The approval of on-site vaping was one of a number of votes the council took to update Berkeley’s municipal laws. City staff has been working on updating and enhancing cannabis regulations since the summer of 2017, and the council has voted twice since then to update various regulations. The council still has to vote about how to choose a seventh, equity dispensary, meaning licenses will be given to those who have been disproportionally impacted by the war on drugs.
The new rules, adopted Jan. 28, include:
- Berkeley will allow seven delivery-only cannabis businesses. Four of those will be equity businesses. Three licenses will go to non-equity businesses. These businesses must locate in the “M” or manufacturing district in West Berkeley and must be 300 feet from any schools or youth centers. Current law allows storefront retailers to have delivery options. Berkeley residents can already get cannabis delivered to them by businesses that operate outside of Berkeley.
- The buffer zone between middle and high schools and storefront cannabis businesses will increase from 600 to 1,000 feet. The new regulations add a 600-foot buffer zone to six youth centers and skate parks as well. This won’t impact the proposed seventh Berkeley dispensary, reserved for equity businesses. But it will impact any dispensary that moves. The council said it will revisit this rule in three years.
- A requirement to post a new warning in storefront operations on top of the five already required. The new sign will warn of the intoxicating effects of cannabis, how it can impair someone’s ability to drive or operate machinery, and the dangers of consuming cannabis while young or pregnant.

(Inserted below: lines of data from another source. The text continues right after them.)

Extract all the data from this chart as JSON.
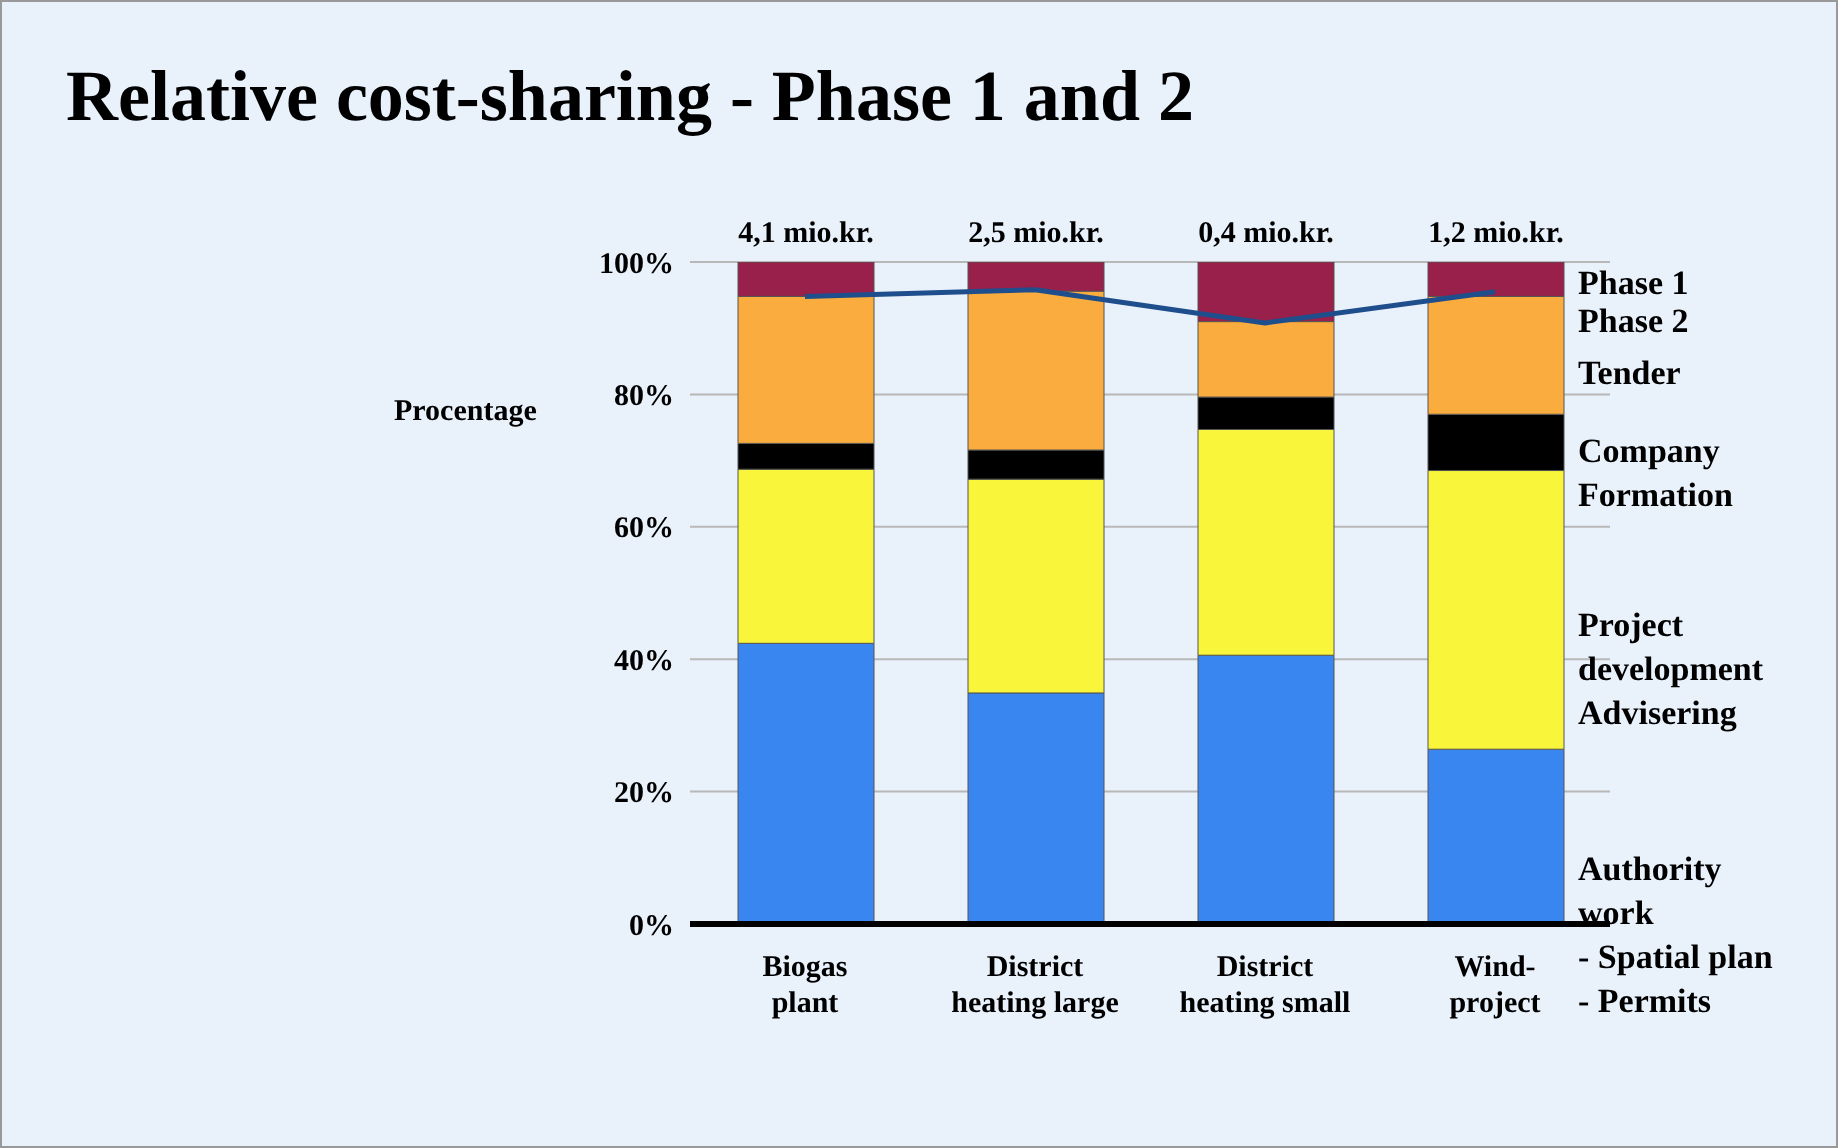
{
  "chart_data": {
    "type": "bar",
    "stacked": true,
    "title": "Relative cost-sharing - Phase 1 and 2",
    "ylabel": "Procentage",
    "categories": [
      "Biogas\nplant",
      "District\nheating large",
      "District\nheating small",
      "Wind-\nproject"
    ],
    "series": [
      {
        "name": "Authority\nwork\n- Spatial plan\n- Permits",
        "color": "#3a86f0",
        "values": [
          42.4,
          34.9,
          40.6,
          26.4
        ]
      },
      {
        "name": "Project\ndevelopment\nAdvisering",
        "color": "#f8f53a",
        "values": [
          26.3,
          32.3,
          34.1,
          42.1
        ]
      },
      {
        "name": "Company\nFormation",
        "color": "#000000",
        "values": [
          3.9,
          4.4,
          4.9,
          8.5
        ]
      },
      {
        "name": "Tender",
        "color": "#fbac3e",
        "values": [
          22.2,
          24.0,
          11.4,
          17.8
        ]
      },
      {
        "name": "Phase 1",
        "color": "#98204a",
        "values": [
          5.2,
          4.4,
          9.0,
          5.2
        ]
      },
      {
        "type": "line",
        "color": "#1f4e8c",
        "values": [
          94.8,
          95.8,
          90.8,
          95.5
        ]
      }
    ],
    "annotations": [
      "Phase 2",
      {
        "text": "4,1 mio.kr.",
        "x": "Biogas\nplant",
        "y": 100
      },
      {
        "text": "2,5 mio.kr.",
        "x": "District\nheating large",
        "y": 100
      },
      {
        "text": "0,4 mio.kr.",
        "x": "District\nheating small",
        "y": 100
      },
      {
        "text": "1,2 mio.kr.",
        "x": "Wind-\nproject",
        "y": 100
      }
    ],
    "ylim": [
      0,
      100
    ],
    "yticks": [
      {
        "value": 0,
        "label": "0%"
      },
      {
        "value": 20,
        "label": "20%"
      },
      {
        "value": 40,
        "label": "40%"
      },
      {
        "value": 60,
        "label": "60%"
      },
      {
        "value": 80,
        "label": "80%"
      },
      {
        "value": 100,
        "label": "100%"
      }
    ],
    "grid": "y"
  }
}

- New companies will not be allowed to display their logos outdoors if they incorporate cannabis leaves. This is grandfathered in, so it does not impact existing businesses. The council did not impose the same rule on packaging because the state already has strict rules on this. Last year, the council voted to prohibit the depiction of cannabis leaves or products on exterior signs.
The City Council declined to expand the area in which commercial cannabis-grow businesses can operate. Voters agreed in 2010 to allow these kinds of businesses in Berkeley’s “M” or manufacturing zone. Nobody has applied for a permit yet, leading some cannabis activists to push to allow those businesses in the “MULI” or “MM” districts.
The council also put off banning the sale of artificially flavored cannabis and cannabis-infused drinks at storefront retailers. Council also asked city staff to more fully explore the issue and return with a more fleshed-out definition.